State of Washington
Ethics Advisory CommitteeOpinion 95-01
Must a judicial officer be recused from hearing cases of which the judicial officer has no ex parte knowledge, when one party is represented by an attorney from a federally funded legal services program when:
1) the judicial officer worked in the same office and supervised some of the legal services attorneys more than 12 months ago and prior to becoming a judicial officer;
2) the judicial officer contracted to represent certain clients referred by the legal services program prior to becoming a judicial officer and less than 12 months ago; and
3) the judicial officer's spouse continues to work for the legal services program but in another office and the spouse has no involvement with the cases brought before the judicial officer.
If recusal is not necessary, must the judicial officer still disclose the previous and spousal relationships with the legal services program to the parties' attorneys prior to hearing cases?

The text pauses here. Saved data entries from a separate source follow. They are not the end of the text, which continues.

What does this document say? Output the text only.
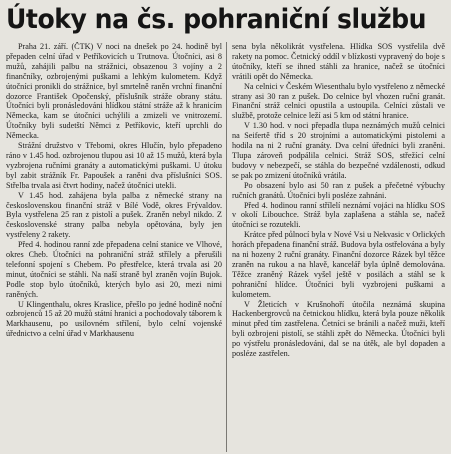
Útoky na čs. pohraniční službu

Praha 21. září. (ČTK) V noci na dnešek po 24. hodině byl přepaden celní úřad v Petříkovicích u Trutnova. Útočníci, asi 8 mužů, zahájili palbu na strážnici, obsazenou 3 vojíny a 2 finančníky, ozbrojenými puškami a lehkým kulometem. Když útočníci pronikli do strážnice, byl smrtelně raněn vrchní finanční dozorce František Opočenský, příslušník stráže obrany státu. Útočníci byli pronásledováni hlídkou státní stráže až k hranicím Německa, kam se útočníci uchýlili a zmizeli ve vnitrozemí. Útočníky byli sudetští Němci z Petříkovic, kteří uprchli do Německa.

Strážní družstvo v Třebomi, okres Hlučín, bylo přepadeno ráno v 1.45 hod. ozbrojenou tlupou asi 10 až 15 mužů, která byla vyzbrojena ručními granáty a automatickými puškami. U útoku byl zabit strážník Fr. Papoušek a raněni dva příslušníci SOS. Střelba trvala asi čtvrt hodiny, načež útočníci utekli.

V 1.45 hod. zahájena byla palba z německé strany na československou finanční stráž v Bílé Vodě, okres Frývaldov. Byla vystřelena 25 ran z pistolí a pušek. Zraněn nebyl nikdo. Z československé strany palba nebyla opětována, byly jen vystřeleny 2 rakety.

Před 4. hodinou ranní zde přepadena celní stanice ve Vlhové, okres Cheb. Útočníci na pohraniční stráž střílely a přerušili telefonní spojení s Chebem. Po přestřelce, která trvala asi 20 minut, útočníci se stáhli. Na naší straně byl zraněn vojín Bujok. Podle stop bylo útočníků, kterých bylo asi 20, mezi nimi raněných.

U Klingenthalu, okres Kraslice, přešlo po jedné hodině noční ozbrojenců 15 až 20 mužů státní hranici a pochodovaly táborem k Markhausenu, po usilovném střílení, bylo celní vojenské úřednictvo a celní úřad v Markhausenu

sena byla několikrát vystřelena. Hlídka SOS vystřelila dvě rakety na pomoc. Četnický oddíl v blízkosti vypravený do boje s útočníky, kteří se ihned stáhli za hranice, načež se útočníci vrátili opět do Německa.

Na celnici v Českém Wiesenthalu bylo vystřeleno z německé strany asi 30 ran z pušek. Do celnice byl vhozen ruční granát. Finanční stráž celnici opustila a ustoupila. Celníci zůstali ve službě, protože celnice leží asi 5 km od státní hranice.

V 1.30 hod. v noci přepadla tlupa neznámých mužů celnici na Seifertě tříd s 20 strojními a automatickými pistolemi a hodila na ni 2 ruční granáty. Dva celní úředníci byli zraněni. Tlupa zároveň podpálila celnici. Stráž SOS, střežící celní budovy v nebezpečí, se stáhla do bezpečné vzdálenosti, odkud se pak po zmizení útočníků vrátila.

Po obsazení bylo asi 50 ran z pušek a přečetné výbuchy ručních granátů. Útočníci byli posléze zahnáni.

Před 4. hodinou ranní střílelí neznámí vojáci na hlídku SOS v okolí Libouchce. Stráž byla zaplašena a stáhla se, načež útočníci se rozutekli.

Krátce před půlnocí byla v Nové Vsi u Nekvasic v Orlických horách přepadena finanční stráž. Budova byla ostřelována a byly na ni hozeny 2 ruční granáty. Finanční dozorce Rázek byl těžce zraněn na rukou a na hlavě, kancelář byla úplně demolována. Těžce zraněný Rázek vyšel ještě v posilách a stáhl se k pohraniční hlídce. Útočníci byli vyzbrojeni puškami a kulometem.

V Žleticích v Krušnohoří útočila neznámá skupina Hackenbergrovců na četnickou hlídku, která byla pouze několik minut před tím zastřelena. Četníci se bránili a načež muži, kteří byli ozbrojeni pistolí, se stáhli zpět do Německa. Útočníci byli po výstřelu pronásledováni, dal se na útěk, ale byl dopaden a posléze zastřelen.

Canon 3(C) provides that judicial officers should disqualify themselves in proceedings in which their impartiality might reasonably be questioned.
If the judicial officer was in the office making policy and supervisory decisions concerning the specific case the judicial officer should recuse him or her self.
If the judicial officer has no knowledge of the case, the fact of the judicial officer's prior employment need not be disclosed.
In those cases when there may be an appearance of fairness issue raised because the judicial officer was working in the legal service office at the time the case was pending, but the judicial officer has no knowledge of the case, disclosure is the remedy.
There is no need to disclose the spouse's employment relationship unless independent circumstances justify the disclosure and/or recusal.
See Opinions 90-14, 91-1, 91-5, 91-6, 91-7, 89-2 and 91-18.